We will not begrudge this daughter the right to support and believe in her father.  But she stands as a representative of countless others who support a candidate for reasons other than right or wrong.  They like this one’s personality, they dislike the opponent, they identify with this position, they do not the other.

Their “convictions” look an awful lot like prejudice.  No amount of reasoning could budge this young woman’s support of her father, no matter what he had done or how excellent were the opponents.

Christians, of course, were not called to spread their convictions, but the gospel of Jesus Christ.  We are to “preach the Word,” not our personal set of doctrines.

Consider what Saul of Tarsus was doing.  He was arresting Christ-followers and dealing with them harshly.  And he was doing it out of strong convictions.  No weak, mild-mannered rabbi was he.  And then, outside Damascus the Holy Spirit humbled him and showed him he was in seriously error.  “I am Jesus whom you are persecuting,” came the voice from Heaven (Acts 9:5).

Paul answered with the most honest and desirable of all responses when shown by the Holy Spirit that one has been in error: “What would you have me to do?” (Acts 22:10).

“Lord, what will You have me to do?”

When we pray that little prayer, we lock ourselves into certain obligations:

–We must be willing to do His will.  Otherwise, asking for His will is pointless.

–We must be willing to wait for His will.

–We must be quiet until we know His will.  And that may be the hardest part of all for some.  Imagine some friend demanding to know whom we’re going to vote for, and we answer, “I’m waiting to hear from the Lord.”  In most cases, the response would be unkind and harsh, I fear.

The question we have not considered

Someone will want to know why we address only conservative believers here and not liberals?  “Don’t liberals need to change also?
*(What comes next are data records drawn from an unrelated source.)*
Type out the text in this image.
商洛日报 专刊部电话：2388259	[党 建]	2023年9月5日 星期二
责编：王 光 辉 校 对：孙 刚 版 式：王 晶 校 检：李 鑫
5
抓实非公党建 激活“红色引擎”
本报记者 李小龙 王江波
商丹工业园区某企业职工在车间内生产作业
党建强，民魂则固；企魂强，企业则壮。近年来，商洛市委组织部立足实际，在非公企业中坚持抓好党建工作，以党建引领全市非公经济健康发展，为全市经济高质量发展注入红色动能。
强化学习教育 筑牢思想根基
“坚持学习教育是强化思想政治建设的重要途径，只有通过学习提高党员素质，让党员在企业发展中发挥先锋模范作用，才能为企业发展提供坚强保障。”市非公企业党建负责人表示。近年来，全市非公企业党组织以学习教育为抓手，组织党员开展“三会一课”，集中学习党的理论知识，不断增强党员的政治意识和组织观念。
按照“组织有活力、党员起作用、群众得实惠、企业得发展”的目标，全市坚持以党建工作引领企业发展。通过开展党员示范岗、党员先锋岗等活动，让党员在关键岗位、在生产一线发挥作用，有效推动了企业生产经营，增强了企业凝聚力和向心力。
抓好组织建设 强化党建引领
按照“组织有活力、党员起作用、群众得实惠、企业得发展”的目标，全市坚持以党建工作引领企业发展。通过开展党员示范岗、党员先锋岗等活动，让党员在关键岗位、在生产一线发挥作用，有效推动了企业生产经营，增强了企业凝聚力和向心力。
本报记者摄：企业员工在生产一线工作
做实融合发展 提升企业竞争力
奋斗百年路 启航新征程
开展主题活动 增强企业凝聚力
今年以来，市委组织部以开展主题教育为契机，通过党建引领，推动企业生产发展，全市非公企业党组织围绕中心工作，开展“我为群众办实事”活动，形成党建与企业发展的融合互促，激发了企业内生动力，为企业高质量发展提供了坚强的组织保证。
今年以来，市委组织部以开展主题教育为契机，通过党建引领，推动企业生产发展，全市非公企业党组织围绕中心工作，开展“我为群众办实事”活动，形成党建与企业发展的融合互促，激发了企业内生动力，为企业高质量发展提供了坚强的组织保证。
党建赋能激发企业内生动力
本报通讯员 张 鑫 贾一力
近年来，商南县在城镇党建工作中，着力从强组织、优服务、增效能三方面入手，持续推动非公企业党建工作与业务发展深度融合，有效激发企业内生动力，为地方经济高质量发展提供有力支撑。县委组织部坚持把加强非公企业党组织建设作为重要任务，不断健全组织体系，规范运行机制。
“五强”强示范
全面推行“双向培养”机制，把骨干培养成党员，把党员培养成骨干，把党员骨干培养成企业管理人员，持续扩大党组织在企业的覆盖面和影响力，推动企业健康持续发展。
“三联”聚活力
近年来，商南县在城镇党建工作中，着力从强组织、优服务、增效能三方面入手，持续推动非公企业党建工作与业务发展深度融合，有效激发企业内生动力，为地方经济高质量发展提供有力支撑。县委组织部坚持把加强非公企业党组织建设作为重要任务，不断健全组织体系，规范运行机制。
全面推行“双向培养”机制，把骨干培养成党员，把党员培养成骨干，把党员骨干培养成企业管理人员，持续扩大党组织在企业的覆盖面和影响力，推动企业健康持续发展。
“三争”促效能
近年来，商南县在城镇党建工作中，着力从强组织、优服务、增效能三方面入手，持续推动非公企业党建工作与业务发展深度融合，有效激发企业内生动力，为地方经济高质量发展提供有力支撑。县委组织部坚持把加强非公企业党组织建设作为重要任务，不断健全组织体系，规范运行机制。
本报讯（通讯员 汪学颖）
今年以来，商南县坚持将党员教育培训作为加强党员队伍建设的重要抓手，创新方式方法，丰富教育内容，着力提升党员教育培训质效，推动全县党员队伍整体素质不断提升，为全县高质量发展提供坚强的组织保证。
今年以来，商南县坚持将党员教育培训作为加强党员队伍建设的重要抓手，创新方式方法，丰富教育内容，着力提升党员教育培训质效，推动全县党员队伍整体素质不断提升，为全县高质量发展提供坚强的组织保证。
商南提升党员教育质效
Even more than the rest of us?”

My answer is this.  The positions which we think of as liberal on these moral/political issues–abortion, federal funding of abortion, political correctness in the public arena, Scripture’s being outlawed in more and more public places, etc.–can easily be shown to be false, unbiblical, and unworthy.  And yet those of the liberal persuasion seem undeterred.

In my experience, the liberal has little desire to find God’s will, but equates His will with their own.  That’s my observation and the reader is free to disagree.

Liberals take their Scripture casually in my observation.  When they find a passage that does not jive with their set of personal convictions, they quickly go past it in search of something that lines up with their point of view.

The conservative, Bible-believing follower of Jesus Christ has a hunger to know God’s will and to do it.  And he/she is always subjecting their actions and thoughts to scrutiny by the Spirit in order to more perfectly line up with the will of God.

That’s why the question before us is redundant.  If one is sincerely a follower of Jesus Christ, he is forever changing and growing and adapting.  He is frequently “leaving those things which are behind” in order to “press forward.”

 

 

3 thoughts on “The question of questions for Christians with political convictions

  1. After we retired from the mission field, I was called to pastor a small Hispanic church. I always felt conflicted towards undocumented people both in Venezuela and here. However, once I began to minister to several of them in our church, and listened to their stories of the violence and poverty they fled from, I had to reread scripture about my relationship to them. The passage that sealed it for me was Acts 17:26-27 where Luke declares that it is God who determines where people live and His purpose is that they come to find Him. This changed a goodly portion of my politics, to say the least.

  2. There are issues that liberals are concerned about that are biblical such as supporting the immigrants, social justice, and gender equality. There are issues that conservatives support that aren’t so biblical such as anti-immigrant, creating second and third classes of Christians, and not being so fair to women. So both sides have their pros and cons.

  3. Having read this I believed it was really enlightening.